Так вот, продолжаю рассказывать я, мне хотелось устроить пожар, но за ночь спирт успевал выветриться, и наутро прореха в матрасе только чуть попахивала кислым. Вечно одна и та же история: чтобы устроить пожар, нужен огонь, чтобы приготовить суп, нужны овощи, чтобы быть свободным, нужна свобода. Впрочем, мне хватило бы и одной спички. Я у всех спросила, даже у Мистера Пропера, парнишки, что дежурит по мужскому отделению, время от времени занося к нам в постирочную грязное белье и забирая чистое, но он ответил, мол, спичек нет. На самом деле у Мистера Пропера имеется имя, Джоакино, но никто его так не называет с тех пор, как он выпил целый литр моющего средства. Хотел стать таким же мускулистым, как тот лысый парень на этикетке, открыть ворота и уйти. Только никому не говори, шепчу я Новенькой, прижавшись губами к ее уху: однажды, помогая Жилетт в постирочной, я стащила для него бутылку «Мистера Пропера». Мы спрятались под вонючей черной лестницей, и он, открутив крышку, сделал большой глоток. Я пощупала его бицепс, но ничего не изменилось. Он глотнул еще, и я забрала бутылку, потому что, если бы он выпил все, Жилетт непременно заметила бы. А он схватил меня за руку, притянул к себе, прижал мое тело к стене и попытался сунуть мне язык между зубами. Ощутив вкус лимона и мыла, я отпихнула его, снова протянула бутылку и предложила: давай, выпей. Он сделал еще глоток, я сказала: еще, и он глотнул еще, и еще, и еще. Я думала дождаться, пока у него изо рта пойдут мыльные пузыри, к тому же он пообещал взамен спичку. И потом, мне вовсе не хотелось снова почувствовать на своем небе его лимонный язык. Так что я просто ждала, пока он согнет руку и напряжет бицепс. Как в той рекламе: «Мистер Пропер, веселей! В доме чисто в два раза быстрей!»
А он сперва покраснел, потом побелел, потом стал серым, как стена, и рухнул на пол. Гадди вставил ему в горло трубку, чтобы вызвать рвоту, и, продержав неделю в изоляторе, отправил к Лампочке. Жаль, мышцы так и не выросли. Я посоветовала ему в следующий раз попробовать «Ариэль»: «Мистер Пропер» явно не усваивается. Ага.

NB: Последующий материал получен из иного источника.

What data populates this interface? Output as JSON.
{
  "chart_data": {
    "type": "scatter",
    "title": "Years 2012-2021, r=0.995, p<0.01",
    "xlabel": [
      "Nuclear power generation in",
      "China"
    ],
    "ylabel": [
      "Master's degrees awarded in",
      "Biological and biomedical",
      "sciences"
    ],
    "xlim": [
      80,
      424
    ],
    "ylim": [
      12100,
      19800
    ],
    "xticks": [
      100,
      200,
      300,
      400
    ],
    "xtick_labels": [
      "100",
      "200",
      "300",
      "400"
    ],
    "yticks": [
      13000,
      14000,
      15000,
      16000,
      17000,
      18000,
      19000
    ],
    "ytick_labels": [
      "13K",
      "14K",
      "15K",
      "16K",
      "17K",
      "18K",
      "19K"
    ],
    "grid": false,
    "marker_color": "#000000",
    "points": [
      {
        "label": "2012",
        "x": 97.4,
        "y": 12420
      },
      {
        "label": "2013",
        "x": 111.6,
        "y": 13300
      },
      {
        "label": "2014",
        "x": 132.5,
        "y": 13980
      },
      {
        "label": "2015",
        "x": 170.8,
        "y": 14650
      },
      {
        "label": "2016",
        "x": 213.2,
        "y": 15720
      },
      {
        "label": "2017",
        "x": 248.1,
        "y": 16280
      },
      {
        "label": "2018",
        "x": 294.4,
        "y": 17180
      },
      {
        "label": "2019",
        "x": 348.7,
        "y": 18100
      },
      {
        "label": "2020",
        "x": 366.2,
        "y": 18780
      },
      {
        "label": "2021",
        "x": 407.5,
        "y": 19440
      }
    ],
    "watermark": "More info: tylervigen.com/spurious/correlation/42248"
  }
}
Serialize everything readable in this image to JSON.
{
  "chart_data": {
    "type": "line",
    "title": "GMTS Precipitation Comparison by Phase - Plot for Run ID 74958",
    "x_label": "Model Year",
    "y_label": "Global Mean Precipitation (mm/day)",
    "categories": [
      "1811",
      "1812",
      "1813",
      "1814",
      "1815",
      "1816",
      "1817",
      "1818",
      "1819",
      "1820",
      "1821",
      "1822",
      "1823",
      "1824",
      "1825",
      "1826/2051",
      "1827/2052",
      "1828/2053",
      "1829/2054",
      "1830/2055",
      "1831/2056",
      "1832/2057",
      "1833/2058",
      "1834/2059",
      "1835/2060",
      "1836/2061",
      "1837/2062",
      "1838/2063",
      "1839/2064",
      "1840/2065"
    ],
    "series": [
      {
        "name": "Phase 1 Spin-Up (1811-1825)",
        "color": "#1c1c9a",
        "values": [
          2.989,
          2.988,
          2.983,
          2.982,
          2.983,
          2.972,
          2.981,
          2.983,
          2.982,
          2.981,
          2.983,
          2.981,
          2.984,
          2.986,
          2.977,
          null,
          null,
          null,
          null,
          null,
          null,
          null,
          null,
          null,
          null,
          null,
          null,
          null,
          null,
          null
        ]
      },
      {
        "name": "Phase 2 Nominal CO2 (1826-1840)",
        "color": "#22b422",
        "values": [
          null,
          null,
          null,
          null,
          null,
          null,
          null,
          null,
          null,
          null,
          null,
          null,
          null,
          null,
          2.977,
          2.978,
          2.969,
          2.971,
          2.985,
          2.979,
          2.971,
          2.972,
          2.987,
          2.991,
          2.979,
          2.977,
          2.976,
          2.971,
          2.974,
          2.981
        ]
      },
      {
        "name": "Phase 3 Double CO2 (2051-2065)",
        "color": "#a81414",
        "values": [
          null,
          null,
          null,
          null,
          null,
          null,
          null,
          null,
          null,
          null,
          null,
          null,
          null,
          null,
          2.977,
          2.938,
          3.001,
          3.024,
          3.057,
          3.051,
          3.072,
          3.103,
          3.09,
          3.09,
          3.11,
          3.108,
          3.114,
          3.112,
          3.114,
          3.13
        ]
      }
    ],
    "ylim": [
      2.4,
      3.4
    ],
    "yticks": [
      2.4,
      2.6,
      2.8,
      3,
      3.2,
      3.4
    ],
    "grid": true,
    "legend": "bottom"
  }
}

В общем, спичек мне так и не досталось. Однако, как всегда говорила Сестра Мямля, если не отвечают святые, имеет смысл молиться напрямую Господу Богу. А Господь Бог здесь – Гадди. Месяц назад, во время очередного обхода, он достал из кармана халата коробок спичек, чтобы зажечь свою трубку: первая чиркнула впустую, вторая чиркнула впустую, загорелась только третья. Когда он ушел, я первым делом поставила правую ногу на брошенные спички, проковыляла, шаркая тапочками, в палату и запинала добычу под кровать. А ночью, поцеловав шерстку Жилетт, попробовала их зажечь. Первая оказалась совсем без головки, серы на ней не было ни крошки. Зато на второй еще оставалось красное пятнышко. Стоило мне чиркнуть им о неровную плитку пола, как тут же возник крохотный огонек, принявший, благодаря смоченному в спирте ватному тампону, форму сине-желтого шарика. Я уронила его на подушку, бросив туда же простыню и трое трусов, лежавших в тумбочке, и пару мгновений спустя лицо обдало жаром. У меня потекли слезы, но не такие, как в тот день, когда меня отняли у матери или когда Сестра Никотина поставила меня на колени на горох за то, что я кричала во дворе, мол, Бог прекрасно знает, где она прячет табак: в серебряной дароносице, доставаемой только по большим праздникам.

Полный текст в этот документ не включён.